Wed Aug 24 09:40:21 PDT 2022

  Branch: refs/heads/main
  Home:   https://github.com/llvm/llvm-project
  Commit: 3b4d800911b52ae23da1a1e3f9105f53d8053397
      https://github.com/llvm/llvm-project/commit/3b4d800911b52ae23da1a1e3f9105f53d8053397
  Author: Fangrui Song <i at maskray.me>
  Date:   2022-08-24 (Wed, 24 Aug 2022)

  Changed paths:
    M lld/ELF/OutputSections.cpp
    M lld/ELF/OutputSections.h
    M lld/ELF/Writer.cpp
    M lld/test/ELF/arm-thumb-interwork-notfunc.s
    M lld/test/ELF/hexagon-jump-error.s
    M lld/test/ELF/linkerscript/overlapping-sections.s
    M llvm/include/llvm/Support/Parallel.h
    M llvm/lib/Support/Parallel.cpp

  Log Message:
  -----------
  [ELF] Parallelize writes of different OutputSections

We currently process one OutputSection at a time and for each OutputSection
write contained input sections in parallel.

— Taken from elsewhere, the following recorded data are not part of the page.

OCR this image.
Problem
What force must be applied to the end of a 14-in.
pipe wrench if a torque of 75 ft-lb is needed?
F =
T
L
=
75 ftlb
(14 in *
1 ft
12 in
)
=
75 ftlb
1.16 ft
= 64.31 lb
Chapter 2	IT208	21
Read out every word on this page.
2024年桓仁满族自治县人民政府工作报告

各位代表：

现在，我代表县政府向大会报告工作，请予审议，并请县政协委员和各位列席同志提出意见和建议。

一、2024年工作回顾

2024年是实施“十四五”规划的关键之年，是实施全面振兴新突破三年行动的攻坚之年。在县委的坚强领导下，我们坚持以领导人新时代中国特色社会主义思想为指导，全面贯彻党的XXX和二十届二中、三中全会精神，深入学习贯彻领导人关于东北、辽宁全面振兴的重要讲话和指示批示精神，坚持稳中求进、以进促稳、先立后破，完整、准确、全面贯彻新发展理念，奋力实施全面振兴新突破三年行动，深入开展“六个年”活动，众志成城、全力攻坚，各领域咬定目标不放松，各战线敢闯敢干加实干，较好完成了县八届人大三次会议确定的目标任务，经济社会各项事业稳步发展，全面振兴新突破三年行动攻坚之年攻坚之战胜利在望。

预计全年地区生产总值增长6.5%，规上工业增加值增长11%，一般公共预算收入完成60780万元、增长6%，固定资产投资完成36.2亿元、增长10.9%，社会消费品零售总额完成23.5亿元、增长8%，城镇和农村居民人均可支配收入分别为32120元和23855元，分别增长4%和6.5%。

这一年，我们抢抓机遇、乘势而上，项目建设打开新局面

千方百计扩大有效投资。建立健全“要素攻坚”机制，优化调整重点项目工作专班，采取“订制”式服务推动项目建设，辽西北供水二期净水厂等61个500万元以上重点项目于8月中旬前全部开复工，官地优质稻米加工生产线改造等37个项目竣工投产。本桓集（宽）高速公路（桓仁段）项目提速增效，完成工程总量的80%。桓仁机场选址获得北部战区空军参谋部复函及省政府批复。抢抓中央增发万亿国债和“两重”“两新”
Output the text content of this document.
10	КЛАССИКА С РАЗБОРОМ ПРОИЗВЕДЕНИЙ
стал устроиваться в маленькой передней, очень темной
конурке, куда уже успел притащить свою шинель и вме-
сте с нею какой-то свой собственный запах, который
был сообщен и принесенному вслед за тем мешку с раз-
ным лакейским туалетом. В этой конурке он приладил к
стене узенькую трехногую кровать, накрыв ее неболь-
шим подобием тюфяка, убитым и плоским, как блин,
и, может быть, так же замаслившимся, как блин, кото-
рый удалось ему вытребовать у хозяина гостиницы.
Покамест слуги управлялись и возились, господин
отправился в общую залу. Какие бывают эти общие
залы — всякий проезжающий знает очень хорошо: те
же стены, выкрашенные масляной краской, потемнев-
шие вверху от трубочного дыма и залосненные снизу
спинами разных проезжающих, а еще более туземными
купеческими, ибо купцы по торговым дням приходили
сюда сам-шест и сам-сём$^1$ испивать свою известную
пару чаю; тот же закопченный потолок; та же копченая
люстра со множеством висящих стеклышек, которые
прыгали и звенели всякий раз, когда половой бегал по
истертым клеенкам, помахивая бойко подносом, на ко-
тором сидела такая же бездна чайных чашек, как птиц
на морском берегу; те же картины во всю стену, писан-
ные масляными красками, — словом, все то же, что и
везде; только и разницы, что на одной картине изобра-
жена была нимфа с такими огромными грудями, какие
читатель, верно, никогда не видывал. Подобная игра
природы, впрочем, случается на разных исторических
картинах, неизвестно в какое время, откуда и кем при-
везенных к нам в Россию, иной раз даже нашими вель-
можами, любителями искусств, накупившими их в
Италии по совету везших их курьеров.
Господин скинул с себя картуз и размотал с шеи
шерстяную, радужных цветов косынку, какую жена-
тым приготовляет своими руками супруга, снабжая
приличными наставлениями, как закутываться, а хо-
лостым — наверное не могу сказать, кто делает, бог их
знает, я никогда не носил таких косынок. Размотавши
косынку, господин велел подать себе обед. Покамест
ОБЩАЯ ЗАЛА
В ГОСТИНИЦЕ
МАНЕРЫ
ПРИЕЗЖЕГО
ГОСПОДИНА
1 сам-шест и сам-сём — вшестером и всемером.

This strategy does not leverage
multi-threading well. Instead, parallelize writes of different OutputSections.

The default TaskSize for parallelFor often leads to inferior sharding. We
prepare the task in the caller instead.

* Move llvm::parallel::detail::TaskGroup to llvm::parallel::TaskGroup
* Add llvm::parallel::TaskGroup::execute.
* Change writeSections to declare TaskGroup and pass it to writeTo.

Speed-up with --threads=8:

* clang -DCMAKE_BUILD_TYPE=Release: 1.11x as fast
* clang -DCMAKE_BUILD_TYPE=Debug: 1.10x as fast
* chrome -DCMAKE_BUILD_TYPE=Release: 1.04x as fast
* scylladb build/release: 1.09x as fast

On M1, many benchmarks are a small fraction of a percentage faster. Mozilla showed the largest difference with the patch being about 1.03x as fast.

Differential Revision: https://reviews.llvm.org/D131247